I had to find Henry Zhang and I had to kill him. Henry was the head of the snake. If I cut off the head, the rest of the animal would wither and die. Without the grow houses supplying product and without Henry to lead them, I was certain that the Triad would pack its bags and go back to San Francisco where it belonged and leave me the hell alone.

 

Alone. The way I belonged.

 

 

 

 

 

 

 

IT WAS NEARLY DAWN WHEN ALEX LEFT. HE WAS DEFINITELY pushing his luck. I guessed the tint on the windows of his Porsche must block UV light, otherwise he was going to be smoking by the time he got back to his apartment.

 

Paul and Meredith left at about the same time, although not before Meredith snuck into my room, slipped some kind of amulet under my pillow, muttered something in Latin and tiptoed back out. Norah peeked in at me one last time before she went to bed.

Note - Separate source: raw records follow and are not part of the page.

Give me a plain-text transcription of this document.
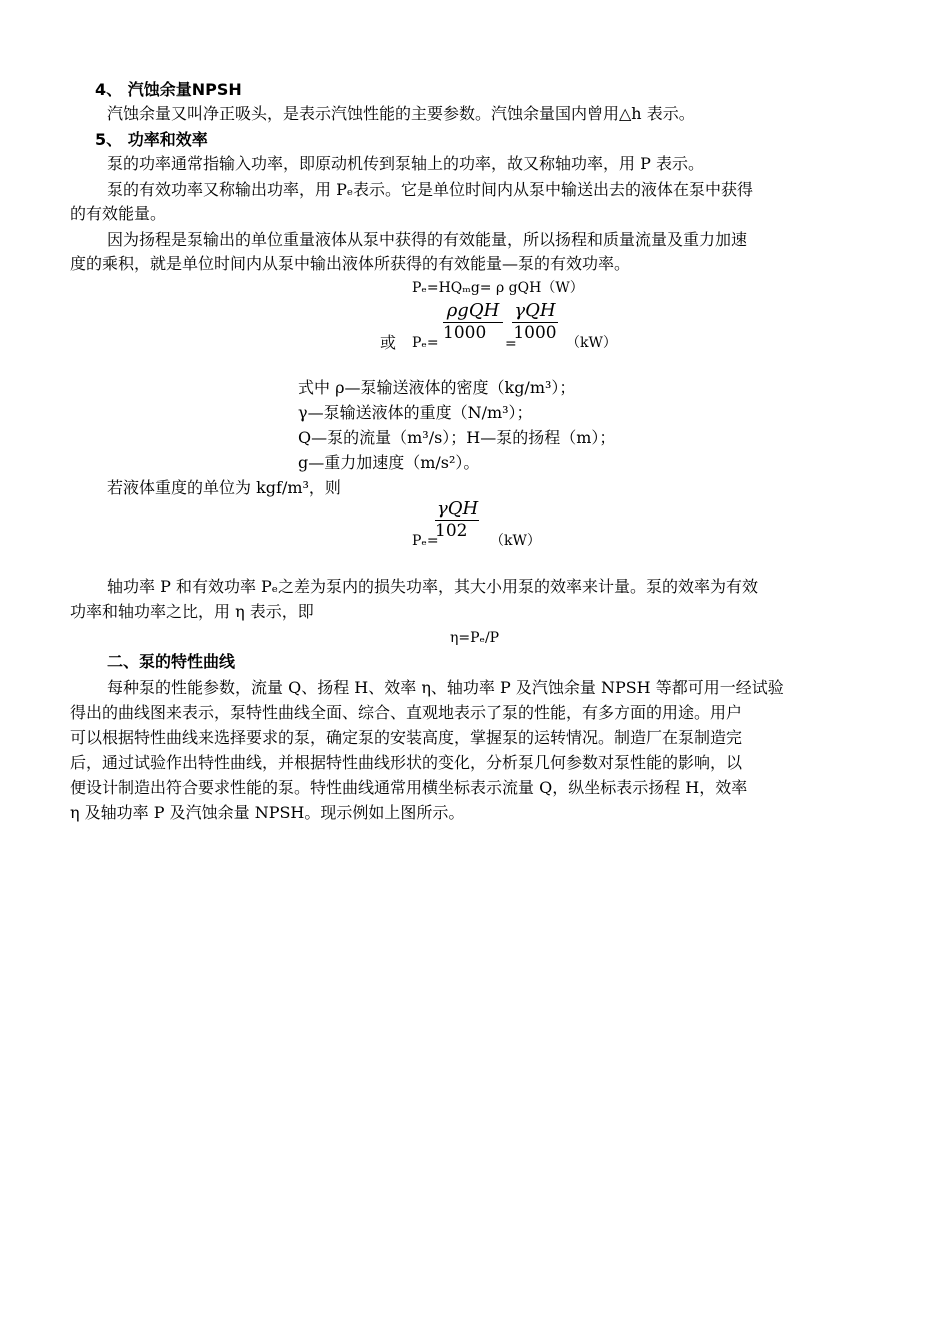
4、 汽蚀余量NPSH
汽蚀余量又叫净正吸头，是表示汽蚀性能的主要参数。汽蚀余量国内曾用△h 表示。
5、 功率和效率
泵的功率通常指输入功率，即原动机传到泵轴上的功率，故又称轴功率，用 P 表示。
泵的有效功率又称输出功率，用 Pₑ表示。它是单位时间内从泵中输送出去的液体在泵中获得
的有效能量。
因为扬程是泵输出的单位重量液体从泵中获得的有效能量，所以扬程和质量流量及重力加速
度的乘积，就是单位时间内从泵中输出液体所获得的有效能量—泵的有效功率。
Pₑ=HQₘg= ρ gQH（W）
或 Pₑ=
ρgQH
1000
=
γQH
1000 （kW）
式中 ρ—泵输送液体的密度（kg/m³）；
γ—泵输送液体的重度（N/m³）；
Q—泵的流量（m³/s）；H—泵的扬程（m）；
g—重力加速度（m/s²）。
若液体重度的单位为 kgf/m³，则
Pₑ=
γQH
102	（kW）
轴功率 P 和有效功率 Pₑ之差为泵内的损失功率，其大小用泵的效率来计量。泵的效率为有效
功率和轴功率之比，用 η 表示，即
η=Pₑ/P
二、泵的特性曲线
每种泵的性能参数，流量 Q、扬程 H、效率 η、轴功率 P 及汽蚀余量 NPSH 等都可用一经试验
得出的曲线图来表示，泵特性曲线全面、综合、直观地表示了泵的性能，有多方面的用途。用户
可以根据特性曲线来选择要求的泵，确定泵的安装高度，掌握泵的运转情况。制造厂在泵制造完
后，通过试验作出特性曲线，并根据特性曲线形状的变化，分析泵几何参数对泵性能的影响，以
便设计制造出符合要求性能的泵。特性曲线通常用横坐标表示流量 Q，纵坐标表示扬程 H，效率
η 及轴功率 P 及汽蚀余量 NPSH。现示例如上图所示。
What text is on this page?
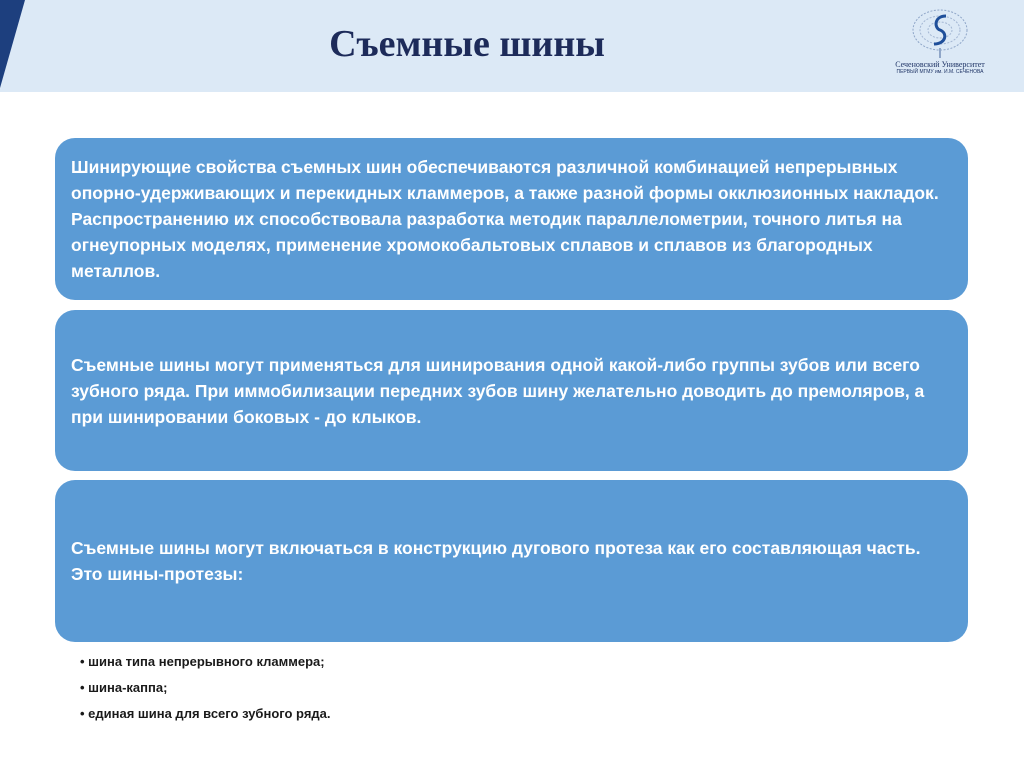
Съемные шины	Сеченовский Университет
ПЕРВЫЙ МГМУ им. И.М. СЕЧЕНОВА
Шинирующие свойства съемных шин обеспечиваются различной комбинацией непрерывных опорно-удерживающих и перекидных кламмеров, а также разной формы окклюзионных накладок. Распространению их способствовала разработка методик параллелометрии, точного литья на огнеупорных моделях, применение хромокобальтовых сплавов и сплавов из благородных металлов.
Съемные шины могут применяться для шинирования одной какой-либо группы зубов или всего зубного ряда. При иммобилизации передних зубов шину желательно доводить до премоляров, а при шинировании боковых - до клыков.
Съемные шины могут включаться в конструкцию дугового протеза как его составляющая часть. Это шины-протезы:
• шина типа непрерывного кламмера;
• шина-каппа;
• единая шина для всего зубного ряда.
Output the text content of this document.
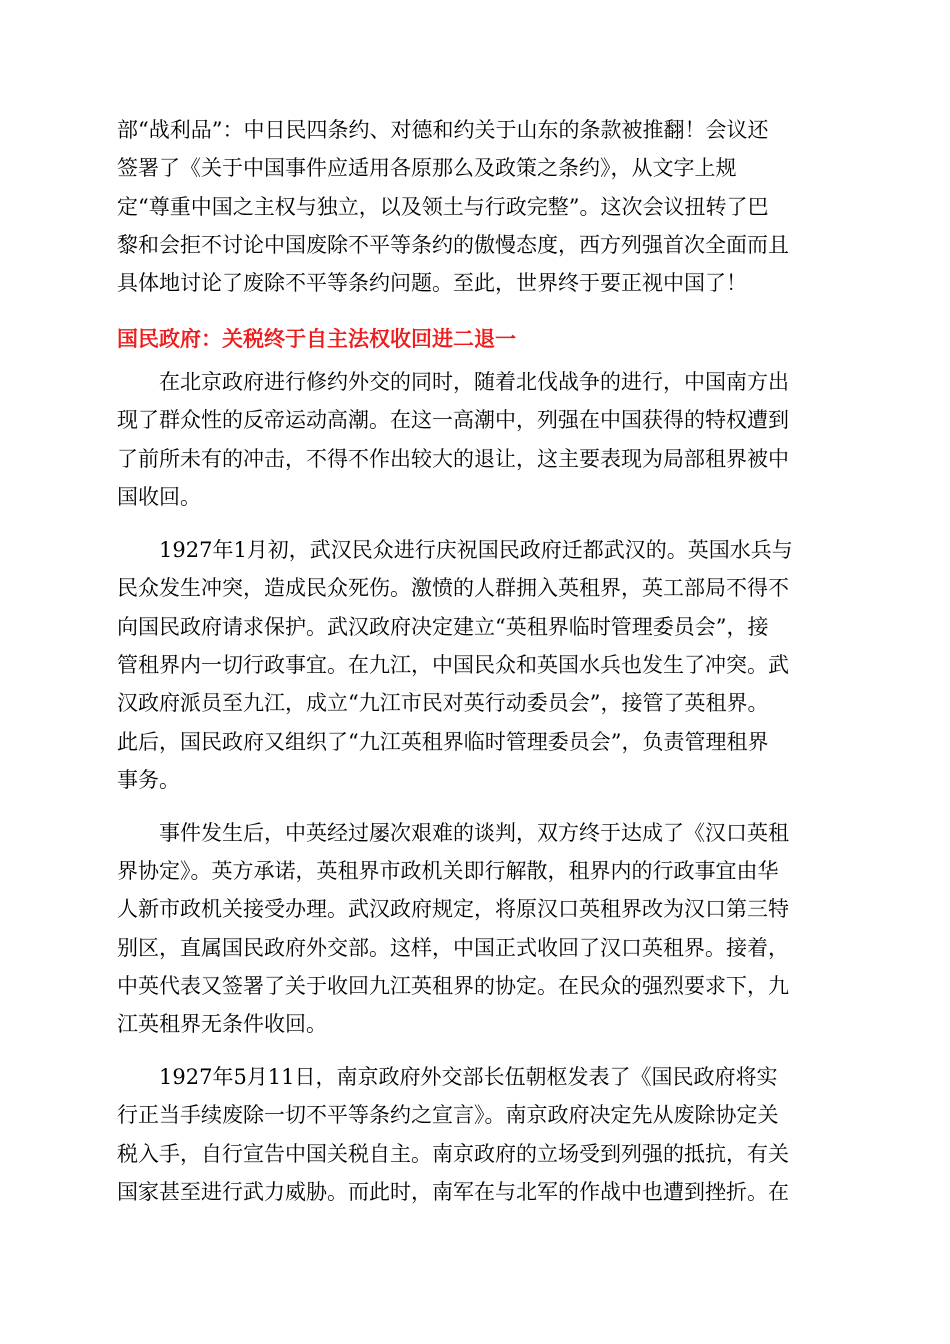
部“战利品”：中日民四条约、对德和约关于山东的条款被推翻！会议还

签署了《关于中国事件应适用各原那么及政策之条约》，从文字上规

定“尊重中国之主权与独立，以及领土与行政完整”。这次会议扭转了巴

黎和会拒不讨论中国废除不平等条约的傲慢态度，西方列强首次全面而且

具体地讨论了废除不平等条约问题。至此，世界终于要正视中国了！

国民政府：关税终于自主法权收回进二退一

在北京政府进行修约外交的同时，随着北伐战争的进行，中国南方出

现了群众性的反帝运动高潮。在这一高潮中，列强在中国获得的特权遭到

了前所未有的冲击，不得不作出较大的退让，这主要表现为局部租界被中

国收回。

1927年1月初，武汉民众进行庆祝国民政府迁都武汉的。英国水兵与

民众发生冲突，造成民众死伤。激愤的人群拥入英租界，英工部局不得不

向国民政府请求保护。武汉政府决定建立“英租界临时管理委员会”，接

管租界内一切行政事宜。在九江，中国民众和英国水兵也发生了冲突。武

汉政府派员至九江，成立“九江市民对英行动委员会”，接管了英租界。

此后，国民政府又组织了“九江英租界临时管理委员会”，负责管理租界

事务。

事件发生后，中英经过屡次艰难的谈判，双方终于达成了《汉口英租

界协定》。英方承诺，英租界市政机关即行解散，租界内的行政事宜由华

人新市政机关接受办理。武汉政府规定，将原汉口英租界改为汉口第三特

别区，直属国民政府外交部。这样，中国正式收回了汉口英租界。接着，

中英代表又签署了关于收回九江英租界的协定。在民众的强烈要求下，九

江英租界无条件收回。

1927年5月11日，南京政府外交部长伍朝枢发表了《国民政府将实

行正当手续废除一切不平等条约之宣言》。南京政府决定先从废除协定关

税入手，自行宣告中国关税自主。南京政府的立场受到列强的抵抗，有关

国家甚至进行武力威胁。而此时，南军在与北军的作战中也遭到挫折。在
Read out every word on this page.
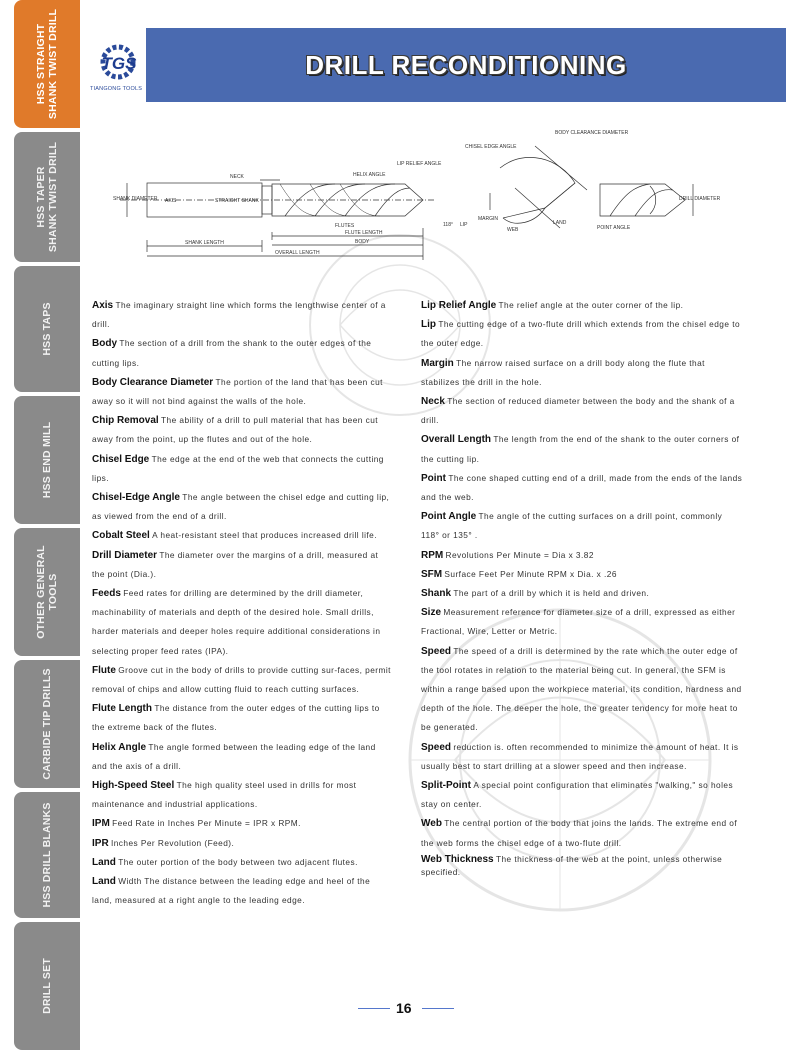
HSS STRAIGHT
SHANK TWIST DRILL
HSS TAPER
SHANK TWIST DRILL
HSS TAPS
HSS END MILL
OTHER GENERAL
TOOLS
CARBIDE TIP DRILLS
HSS DRILL BLANKS
DRILL SET
TGS
TIANGONG TOOLS
DRILL RECONDITIONING
SHANK DIAMETER AXIS	STRAIGHT SHANK
NECK	HELIX ANGLE
LIP RELIEF ANGLE
FLUTES
FLUTE LENGTH
BODY
SHANK LENGTH
OVERALL LENGTH
CHISEL EDGE ANGLE
BODY CLEARANCE DIAMETER
MARGIN
WEB
LIP
118°	LAND
POINT ANGLE
DRILL DIAMETER

Axis The imaginary straight line which forms the lengthwise center of a drill.

Body The section of a drill from the shank to the outer edges of the cutting lips.

Body Clearance Diameter The portion of the land that has been cut away so it will not bind against the walls of the hole.

Chip Removal The ability of a drill to pull material that has been cut away from the point, up the flutes and out of the hole.

Chisel Edge The edge at the end of the web that connects the cutting lips.

Chisel-Edge Angle The angle between the chisel edge and cutting lip, as viewed from the end of a drill.

Cobalt Steel A heat-resistant steel that produces increased drill life.

Drill Diameter The diameter over the margins of a drill, measured at the point (Dia.).

Feeds Feed rates for drilling are determined by the drill diameter, machinability of materials and depth of the desired hole. Small drills, harder materials and deeper holes require additional considerations in selecting proper feed rates (IPA).

Flute Groove cut in the body of drills to provide cutting sur-faces, permit removal of chips and allow cutting fluid to reach cutting surfaces.

Flute Length The distance from the outer edges of the cutting lips to the extreme back of the flutes.

Helix Angle The angle formed between the leading edge of the land and the axis of a drill.

High-Speed Steel The high quality steel used in drills for most maintenance and industrial applications.

IPM Feed Rate in Inches Per Minute = IPR x RPM.

IPR Inches Per Revolution (Feed).

Land The outer portion of the body between two adjacent flutes.

Land Width The distance between the leading edge and heel of the land, measured at a right angle to the leading edge.

Lip Relief Angle The relief angle at the outer corner of the lip.

Lip The cutting edge of a two-flute drill which extends from the chisel edge to the outer edge.

Margin The narrow raised surface on a drill body along the flute that stabilizes the drill in the hole.

Neck The section of reduced diameter between the body and the shank of a drill.

Overall Length The length from the end of the shank to the outer corners of the cutting lip.

Point The cone shaped cutting end of a drill, made from the ends of the lands and the web.

Point Angle The angle of the cutting surfaces on a drill point, commonly 118° or 135° .

RPM Revolutions Per Minute = Dia x 3.82

SFM Surface Feet Per Minute RPM x Dia. x .26

Shank The part of a drill by which it is held and driven.

Size Measurement reference for diameter size of a drill, expressed as either Fractional, Wire, Letter or Metric.

Speed The speed of a drill is determined by the rate which the outer edge of the tool rotates in relation to the material being cut. In general, the SFM is within a range based upon the workpiece material, its condition, hardness and depth of the hole. The deeper the hole, the greater tendency for more heat to be generated.

Speed reduction is. often recommended to minimize the amount of heat. It is usually best to start drilling at a slower speed and then increase.

Split-Point A special point configuration that eliminates "walking," so holes stay on center.

Web The central portion of the body that joins the lands. The extreme end of the web forms the chisel edge of a two-flute drill.

Web Thickness The thickness of the web at the point, unless otherwise specified.

16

It wasn’t hard to fool her into thinking that I was deeply asleep.

 

I waited for five minutes after she started making the little humming noise she makes as she falls asleep. Then I got up and dressed. I pulled on a pair of yoga pants with a lot of stretch to them, a sports bra and a tank top. I threw a hoodie on over it. It wasn’t exactly high style, but nothing would restrict my movements. I unlocked the bottom drawer of my desk. I don’t own a lot of weapons. Mainly, I am a weapon. I pretty much can kill someone with my pinky finger. Generally, I choose not to brag about that. Letting others know would only draw out people who want to prove me wrong. It is, however, still true. Still, these weren’t what passed even for my idea of normal times, and I definitely needed something beyond normal measures.